PAID NOT TO WORK
Apropos the recent discussions about people dropping out of the workforce, I wonder how prevalent this trend is?
[L]ike thousands of others in recent months, Mr. Hutchison jumped at the opportunity to leave a good job and take his chances searching for work at a time when few jobs are being created. What little hiring there had been in recent months came to a halt in December, the Labor Department reported on Friday. Only 1,000 jobs were added last month, far short of the 150,000 forecasters had expected.
Fortified with big pension payouts and promises of health benefits, these early retirees are gambling on the devil they don’t know rather than sticking with the devil they do.
Until a year or two ago, exit packages drew fewer takers. Now they are more carefully aimed at employees in operations that are shrinking. Although no national statistics are kept, companies that offer these packages say that the response is greater than they had anticipated.
“What people are doing more than in the past is laying themselves off if they get what amounts to a big enough package,” said Deborah Hart, a principal at Towers Perrin, a consulting firm that designs exit packages for corporate clients.
At FedEx, 3,600 workers took an incentive package to leave in October, out of 14,000 who were eligible. Even more striking were the numbers at Verizon Communications a month later: 21,600 workers left their jobs, or 10 percent of the company’s work force. Both companies said the responses achieved their goals.
Similar packages have been heavily subscribed recently at, among others, the State Street Corporation, a financial services company in Boston, and the Entergy Corporation, a network of utility operations with headquarters in New Orleans.
“We cannot underestimate the changing mind-set,” Ms.
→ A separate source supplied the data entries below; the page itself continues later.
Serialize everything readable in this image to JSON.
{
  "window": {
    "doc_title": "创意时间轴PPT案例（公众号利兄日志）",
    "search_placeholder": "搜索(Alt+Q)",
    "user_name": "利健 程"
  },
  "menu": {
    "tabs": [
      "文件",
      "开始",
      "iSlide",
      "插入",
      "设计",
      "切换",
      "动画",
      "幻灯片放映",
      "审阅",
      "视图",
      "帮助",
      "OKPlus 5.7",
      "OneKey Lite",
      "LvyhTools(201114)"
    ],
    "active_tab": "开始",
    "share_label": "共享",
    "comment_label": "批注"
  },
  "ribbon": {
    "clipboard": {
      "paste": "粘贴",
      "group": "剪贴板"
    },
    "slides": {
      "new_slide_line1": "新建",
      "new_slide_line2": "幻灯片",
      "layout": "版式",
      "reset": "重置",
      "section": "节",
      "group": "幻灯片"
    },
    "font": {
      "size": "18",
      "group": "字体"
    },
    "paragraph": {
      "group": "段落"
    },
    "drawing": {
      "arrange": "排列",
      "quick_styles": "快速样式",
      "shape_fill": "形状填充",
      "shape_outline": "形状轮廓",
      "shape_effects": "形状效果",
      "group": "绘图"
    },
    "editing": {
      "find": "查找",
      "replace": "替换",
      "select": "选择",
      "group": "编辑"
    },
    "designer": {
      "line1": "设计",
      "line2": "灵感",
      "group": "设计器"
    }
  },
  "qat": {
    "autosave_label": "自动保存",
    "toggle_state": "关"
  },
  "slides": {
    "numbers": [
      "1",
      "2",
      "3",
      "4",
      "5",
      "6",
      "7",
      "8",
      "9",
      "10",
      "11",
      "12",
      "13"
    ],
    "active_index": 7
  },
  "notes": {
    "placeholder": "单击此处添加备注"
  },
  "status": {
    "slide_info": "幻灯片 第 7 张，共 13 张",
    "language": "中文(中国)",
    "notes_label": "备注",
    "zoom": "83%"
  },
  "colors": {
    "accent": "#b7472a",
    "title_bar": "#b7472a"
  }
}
Hart said. “People are not viewing retirement incentives as an end to work.”
Employers are mindful that shrinking head counts with early retirement packages is more palatable, inside and outside the company, than layoffs. And they know that years of job insecurity have conditioned workers to fear the worst, thus raising the odds that workers will leave if the incentive is rich enough–typically 40 to 50 percent of annual preretirement wages.
I saw a lot of this in the early 1990s, when both the military and public colleges and universities were offering big incentive packages for people to voluntarily take early retirement. Given overall insecurity in an industry, the lure of sure money now is often very powerful when weighed against the very real risk of nothing down the road.